On sekizinci asır başında şehri gezen Tournfort, şehrin büyük olduğunu fakat hepsi de birer katlı evlerden çok ağaç ve bahçe göründüğünü söylemiş. Bugün şehir için bu geçerli değilse de merkezden azıcık uzaklaşmaya başladığınızda hâlâ ekseriya böyledir Trabzon. Elisée Reclus, şehrin denize çıkıntısını iri bir kazmaya benzetirken Hammer’in Fransızca mütercimi, ahalinin o devirlerde “bir burundan geriye doğru yayılan şehri tavusa benzettiğini” yazmış.

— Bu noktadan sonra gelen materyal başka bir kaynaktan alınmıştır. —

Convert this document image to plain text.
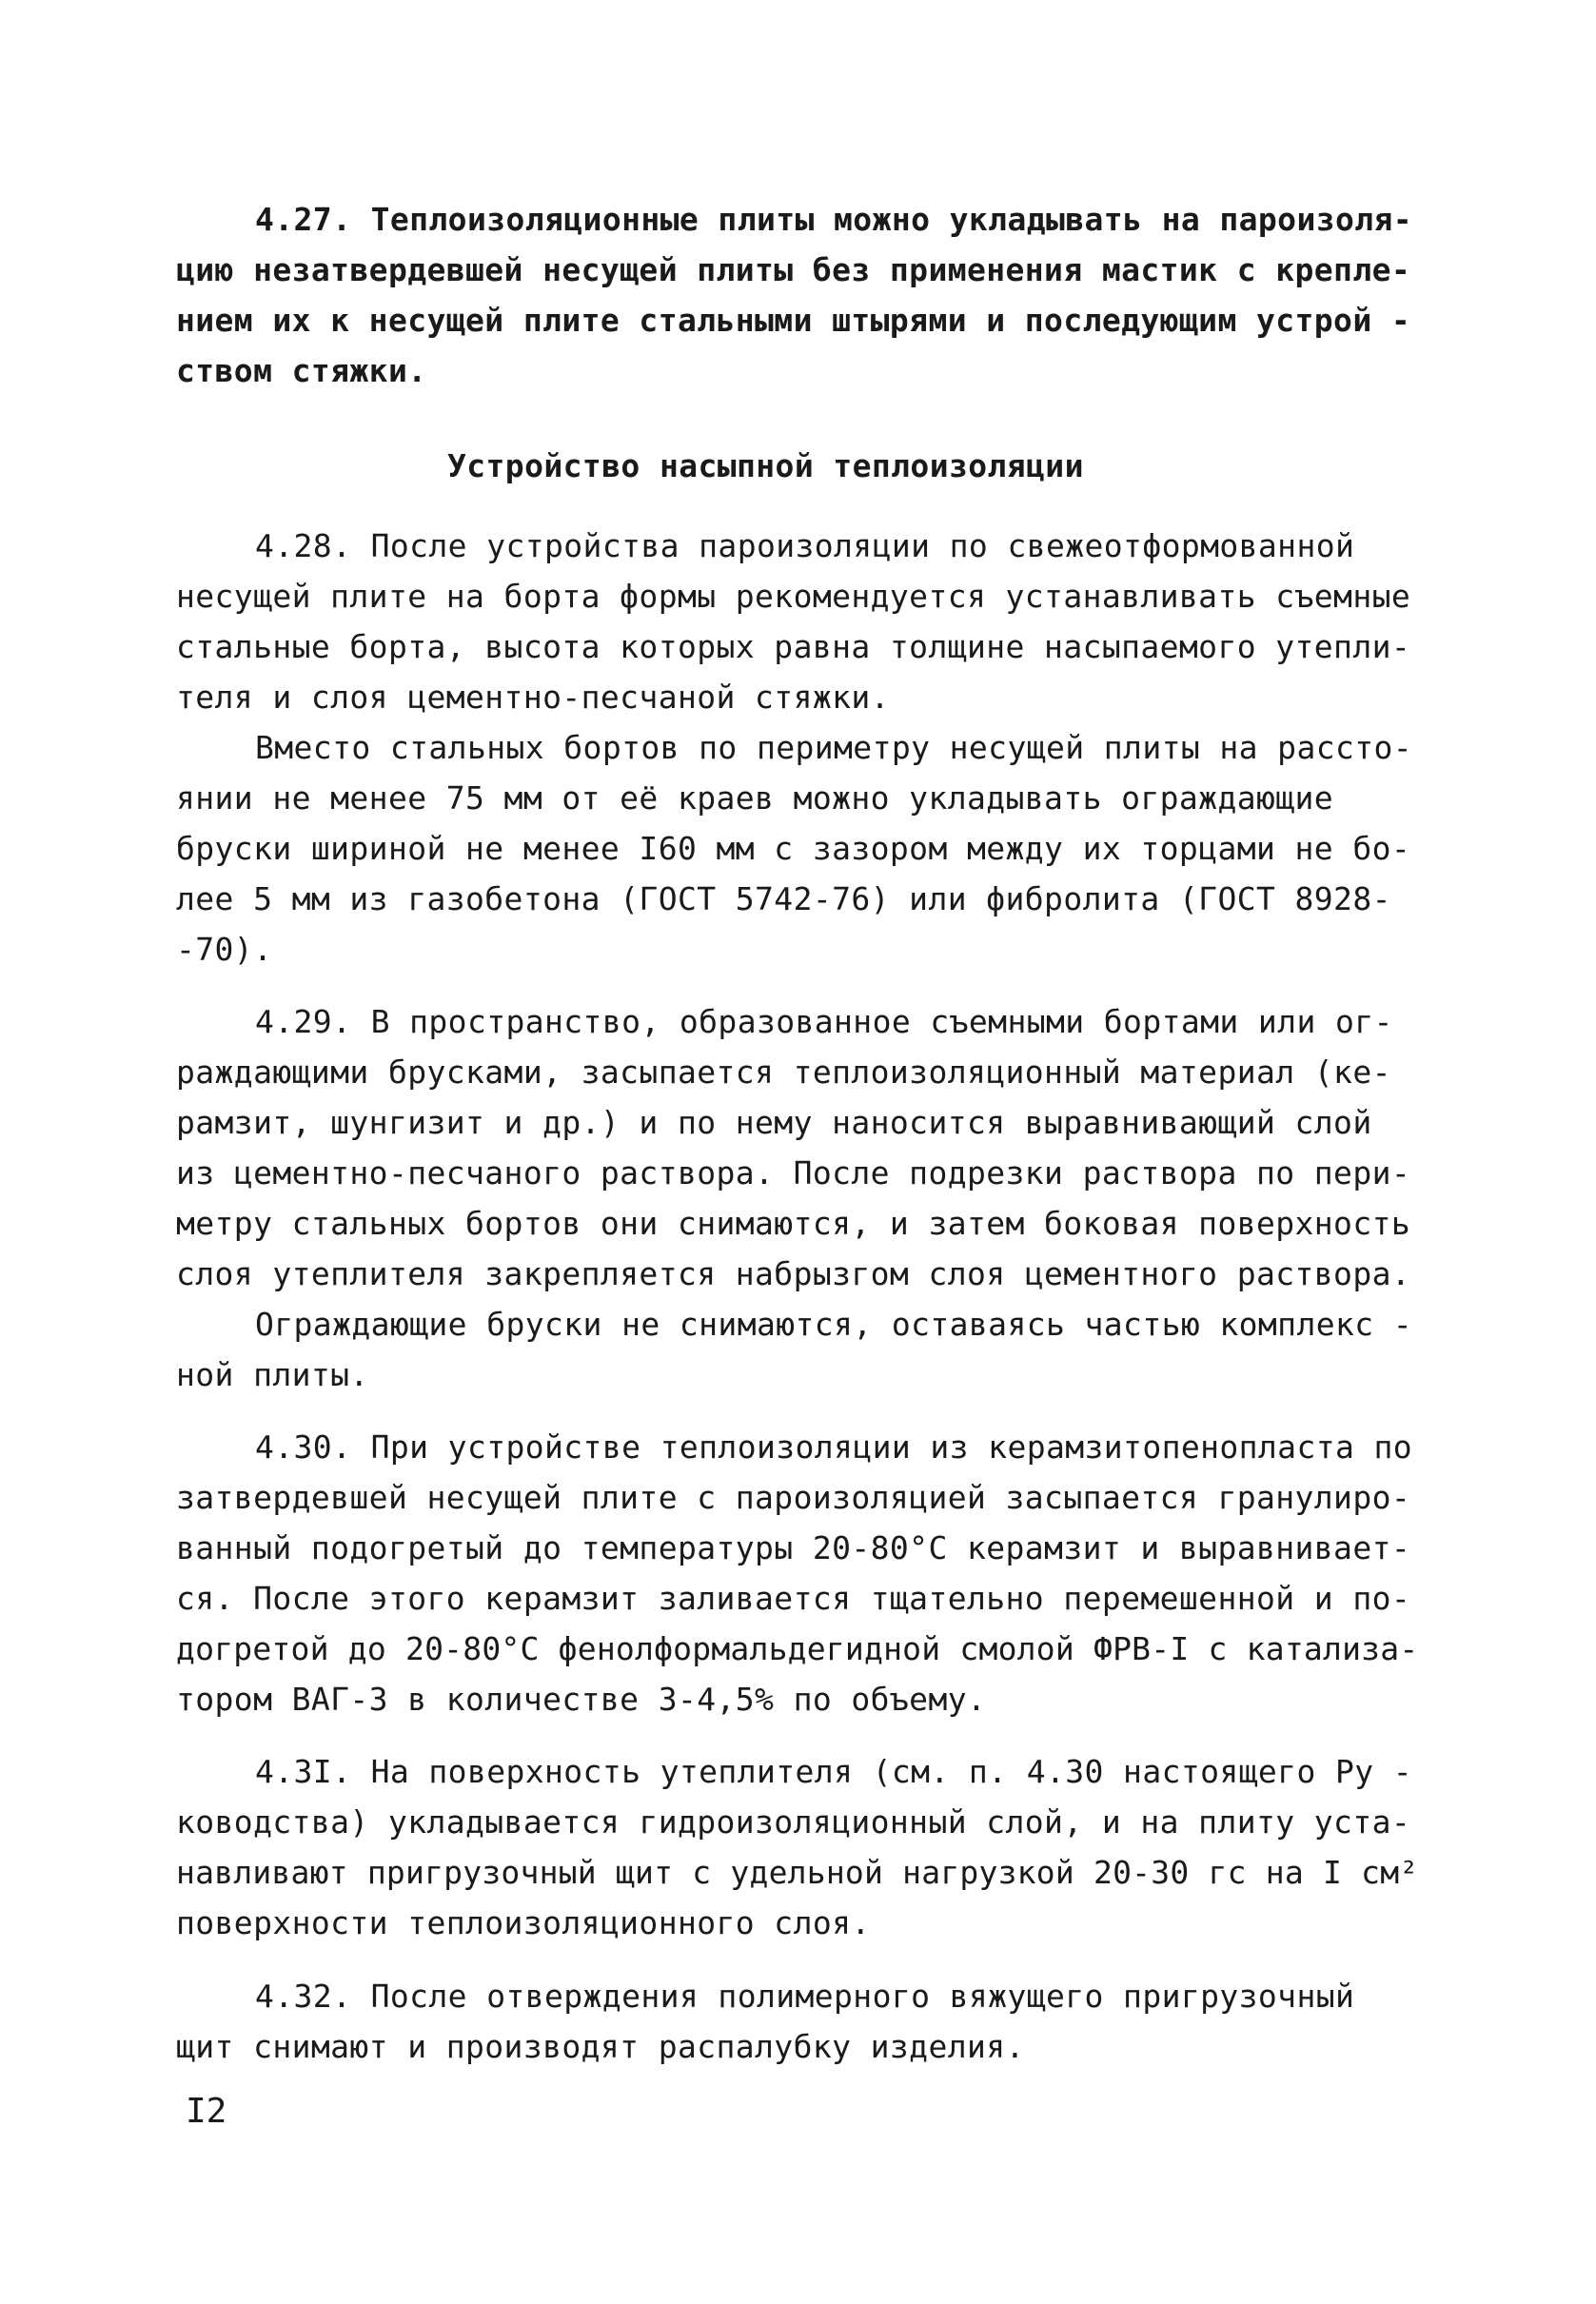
4.27. Теплоизоляционные плиты можно укладывать на пароизоля-
цию незатвердевшей несущей плиты без применения мастик с крепле-
нием их к несущей плите стальными штырями и последующим устрой -
ством стяжки.
Устройство насыпной теплоизоляции
4.28. После устройства пароизоляции по свежеотформованной
несущей плите на борта формы рекомендуется устанавливать съемные
стальные борта, высота которых равна толщине насыпаемого утепли-
теля и слоя цементно-песчаной стяжки.
Вместо стальных бортов по периметру несущей плиты на рассто-
янии не менее 75 мм от её краев можно укладывать ограждающие
бруски шириной не менее I60 мм с зазором между их торцами не бо-
лее 5 мм из газобетона (ГОСТ 5742-76) или фибролита (ГОСТ 8928-
-70).
4.29. В пространство, образованное съемными бортами или ог-
раждающими брусками, засыпается теплоизоляционный материал (ке-
рамзит, шунгизит и др.) и по нему наносится выравнивающий слой
из цементно-песчаного раствора. После подрезки раствора по пери-
метру стальных бортов они снимаются, и затем боковая поверхность
слоя утеплителя закрепляется набрызгом слоя цементного раствора.
Ограждающие бруски не снимаются, оставаясь частью комплекс -
ной плиты.
4.30. При устройстве теплоизоляции из керамзитопенопласта по
затвердевшей несущей плите с пароизоляцией засыпается гранулиро-
ванный подогретый до температуры 20-80°С керамзит и выравнивает-
ся. После этого керамзит заливается тщательно перемешенной и по-
догретой до 20-80°С фенолформальдегидной смолой ФРВ-I с катализа-
тором ВАГ-3 в количестве 3-4,5% по объему.
4.3I. На поверхность утеплителя (см. п. 4.30 настоящего Ру -
ководства) укладывается гидроизоляционный слой, и на плиту уста-
навливают пригрузочный щит с удельной нагрузкой 20-30 гс на I см²
поверхности теплоизоляционного слоя.
4.32. После отверждения полимерного вяжущего пригрузочный
щит снимают и производят распалубку изделия.
I2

“Tarih-i Vâsıf” Trabzon halkından bahsederken sert ve dik başlı olduklarını söylerken “huşunet ve ruunetle meşhur” olduklarını zikretmiş. Bu günümüzde de böyle ama şimdi kimse inkâr etmesin; ortalama bir Trabzonlu, bir kalabalığı tek başına güldürecek kadar argüman sahibi değil de nedir aynı zamanda? Memleketin yaşayan en karakteristik insanları hâlâ kuzey-kuzeydoğu tarafından çıkıyor. Karakteristiklik demişken, “Vâsıf”ta zikredilen bir başka gelenek de günümüze kadar -her ne kadar şimdilerde şedit olmasa da- gelmiş durumda: “Hiçten bir bahane ile silaha sarılma” refleksi o zamanlarda dahi varmış ahalide.

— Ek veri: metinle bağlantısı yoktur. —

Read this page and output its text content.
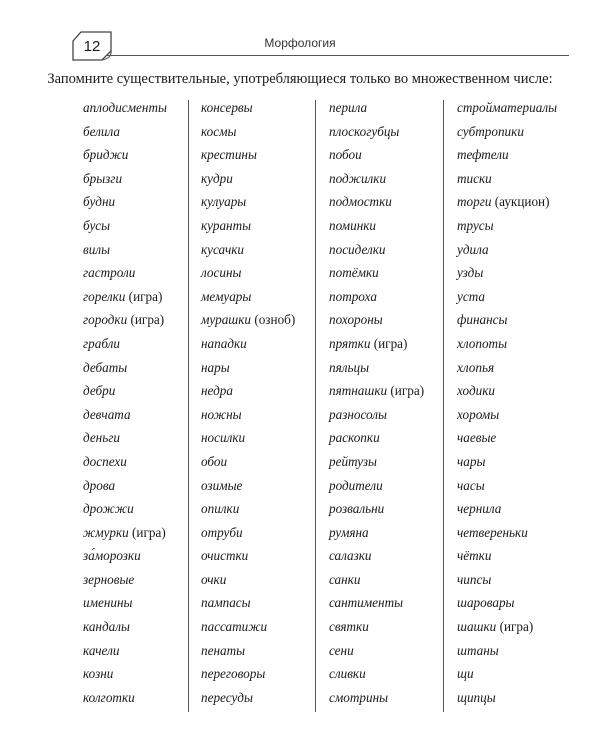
12	Морфология
Запомните существительные, употребляющиеся только во множественном числе:
аплодисменты
белила
бриджи
брызги
будни
бусы
вилы
гастроли
горелки (игра)
городки (игра)
грабли
дебаты
дебри
девчата
деньги
доспехи
дрова
дрожжи
жмурки (игра)
за́морозки
зерновые
именины
кандалы
качели
козни
колготки
консервы
космы
крестины
кудри
кулуары
куранты
кусачки
лосины
мемуары
мурашки (озноб)
нападки
нары
недра
ножны
носилки
обои
озимые
опилки
отруби
очистки
очки
пампасы
пассатижи
пенаты
переговоры
пересуды
перила
плоскогубцы
побои
поджилки
подмостки
поминки
посиделки
потёмки
потроха
похороны
прятки (игра)
пяльцы
пятнашки (игра)
разносолы
раскопки
рейтузы
родители
розвальни
румяна
салазки
санки
сантименты
святки
сени
сливки
смотрины
стройматериалы
субтропики
тефтели
тиски
торги (аукцион)
трусы
удила
узды
уста
финансы
хлопоты
хлопья
ходики
хоромы
чаевые
чары
часы
чернила
четвереньки
чётки
чипсы
шаровары
шашки (игра)
штаны
щи
щипцы
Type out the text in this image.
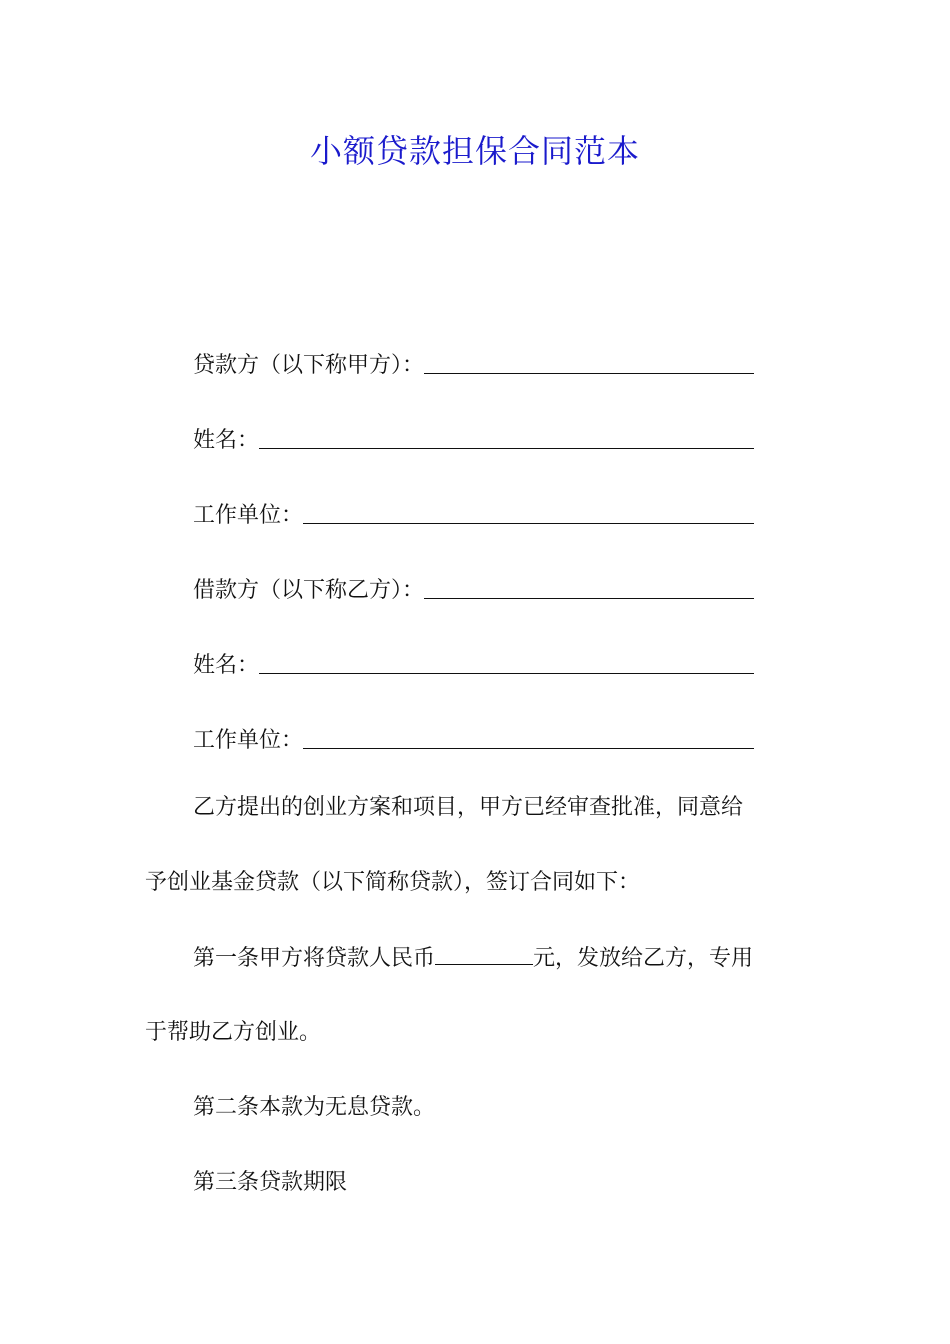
小额贷款担保合同范本
贷款方（以下称甲方）：
姓名：
工作单位：
借款方（以下称乙方）：
姓名：
工作单位：
乙方提出的创业方案和项目，甲方已经审查批准，同意给
予创业基金贷款（以下简称贷款），签订合同如下：
第一条甲方将贷款人民币	元，发放给乙方，专用
于帮助乙方创业。
第二条本款为无息贷款。
第三条贷款期限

Bu silah meselesi elbette bir yerden sonra umumî asayişi ilgilendirir. Nitekim ilgilendirdiği de vakiymiş. Vaka Üçüncü Mustafa zamanında, on sekizinci asır ortasında geçiyor: “Tedibe Canik Beylerbeyi Süleyman Paşa memur edilmiştir. Trabzon’a bir bora gibi çökmüş. Sehpalar, satırlar; hiç durmadan gırtlaklar kementlenip kelleler uçuruluyor. Yaptığı işin mükâfatını görmüş, Süleyman Paşa vezir olmuş.”
“Hülasa berbat bir balık”
Hamsiyi de es geçmeyelim, tarihçilerin geçmediği gibi. Evliya Çelebi, hamsinin çeşit çeşit yemeğinin olduğunu söylermiş; kebabı, çorbası, pilavı hatta baklavası: “Hele pilakisine doyum olmazmış. Balığın şifalı hassaları da çok: Yedi gün devamlı yenirse kuvve-i bâhiye (şehvet gücü) fevkalhad artar, ağrı cinsinden hastalıklar varsa geçer ve balığın başı tütsülenirse evden yılan çiyan ne varsa hepsi kaçışırmış!”

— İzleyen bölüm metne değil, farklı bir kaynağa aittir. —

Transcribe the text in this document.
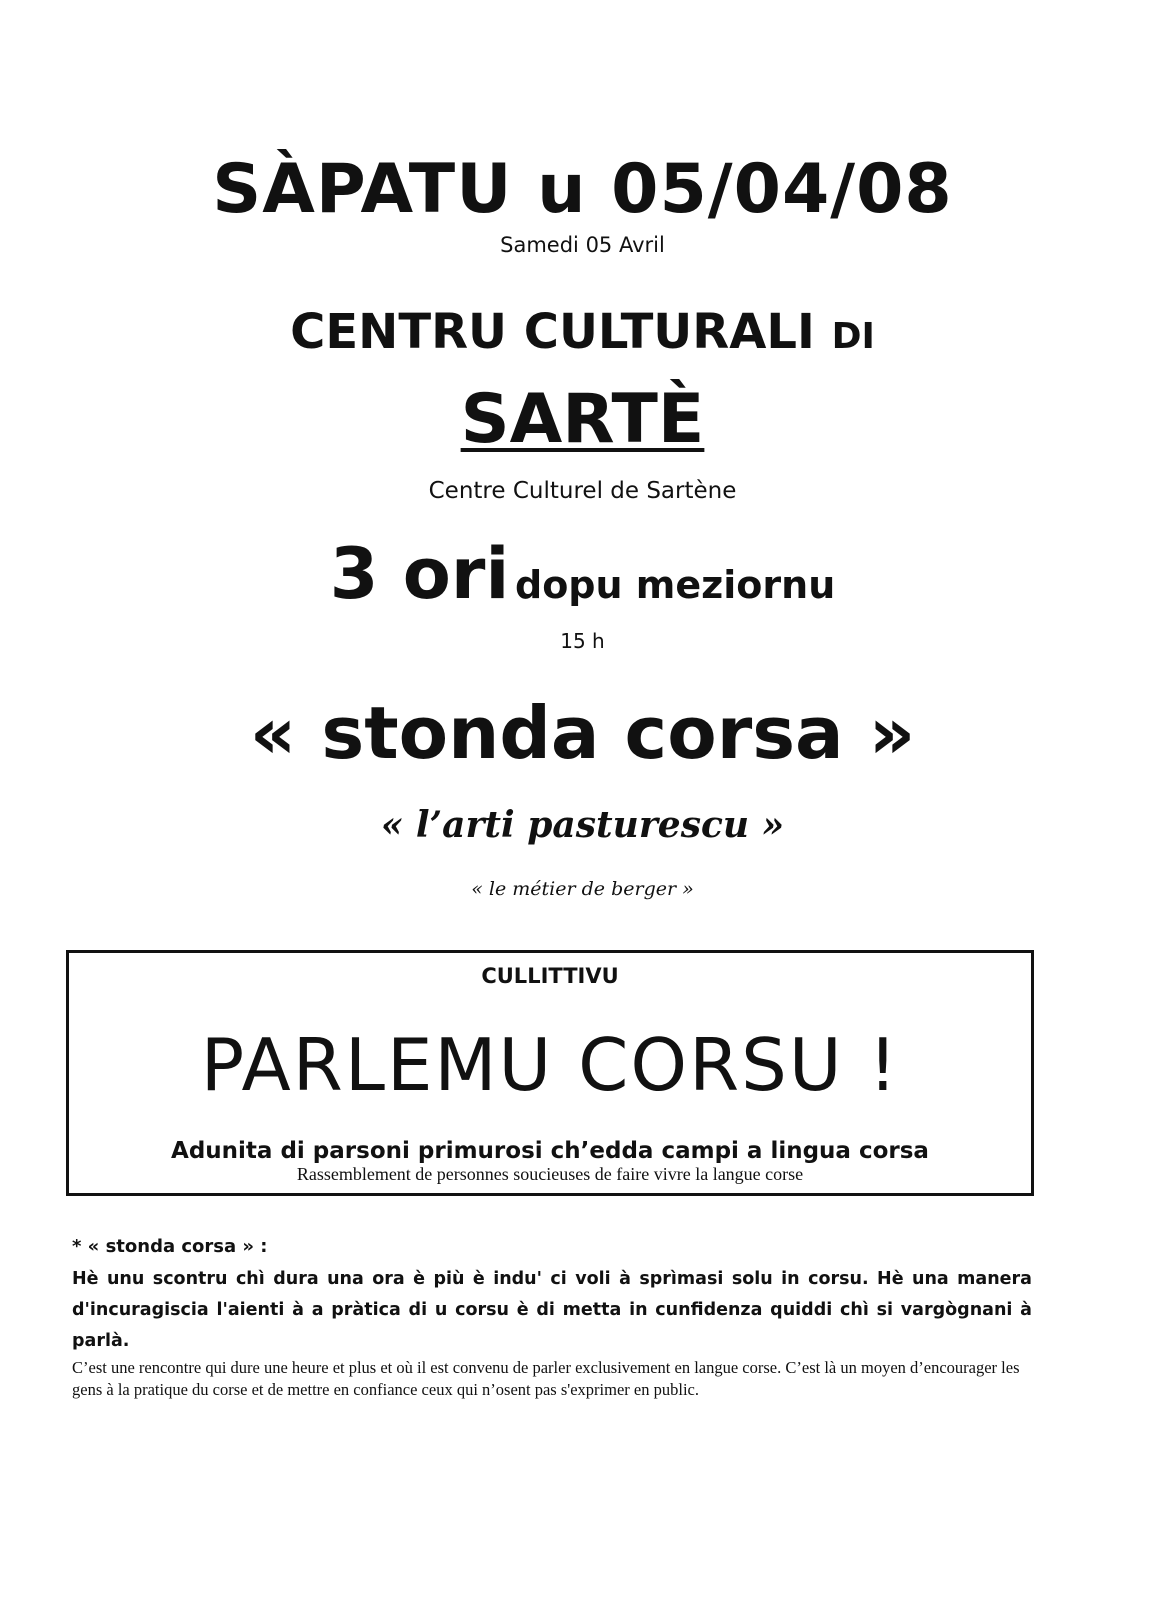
SÀPATU u 05/04/08
Samedi 05 Avril
CENTRU CULTURALI DI
SARTÈ
Centre Culturel de Sartène
3 ori dopu meziornu
15 h
« stonda corsa »
« l’arti pasturescu »
« le métier de berger »
CULLITTIVU
PARLEMU CORSU !
Adunita di parsoni primurosi ch’edda campi a lingua corsa
Rassemblement de personnes soucieuses de faire vivre la langue corse
* « stonda corsa » :
Hè unu scontru chì dura una ora è più è indu' ci voli à sprìmasi solu in corsu. Hè una manera d'incuragiscia l'aienti à a pràtica di u corsu è di metta in cunfidenza quiddi chì si vargògnani à parlà.
C’est une rencontre qui dure une heure et plus et où il est convenu de parler exclusivement en langue corse. C’est là un moyen d’encourager les gens à la pratique du corse et de mettre en confiance ceux qui n’osent pas s'exprimer en public.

Evliya Çelebi hamsinin methinde iken Kâtip Çelebi o kadar da iyimser değil ona karşı. Trabzon ahalisinin hamsiye ‘hapsi’ dediğini, üç fersah mesafeden işitilen borularla hamsi çıktığının halka ilan edilmesiyle insanların nasıl hemen oraya üşüştüğünü anlattıktan sonra hamsiyi hazmı ağır, kışın fena fena kokan, “hülasa berbat bir balık” olarak tavsif etmiş.
Gelelim şu hoyratlık meselesine. “Siz tarihlerin zaman zaman Trabzonlular’ı asi ve baği gösterişlerine bakmayın” demiş yazar, “insan aldanır ve tarihi insan yazar.” Rahmetli Cenap Şahabettin dermiş ki: Aynı toprağa tarla hâlinde bak, sütnine; mezar hâlinde bak, sırtlan. Aynı hakikatin kimimiz sağından çekeriz, kimimiz solundan. Belki Karadeniz’in dağlarındaki gitgide daha seyrek rastlamaya başladığımız aykırı karakterli amcalara bir de Cenap’ın dediği gibi bakmak lazım.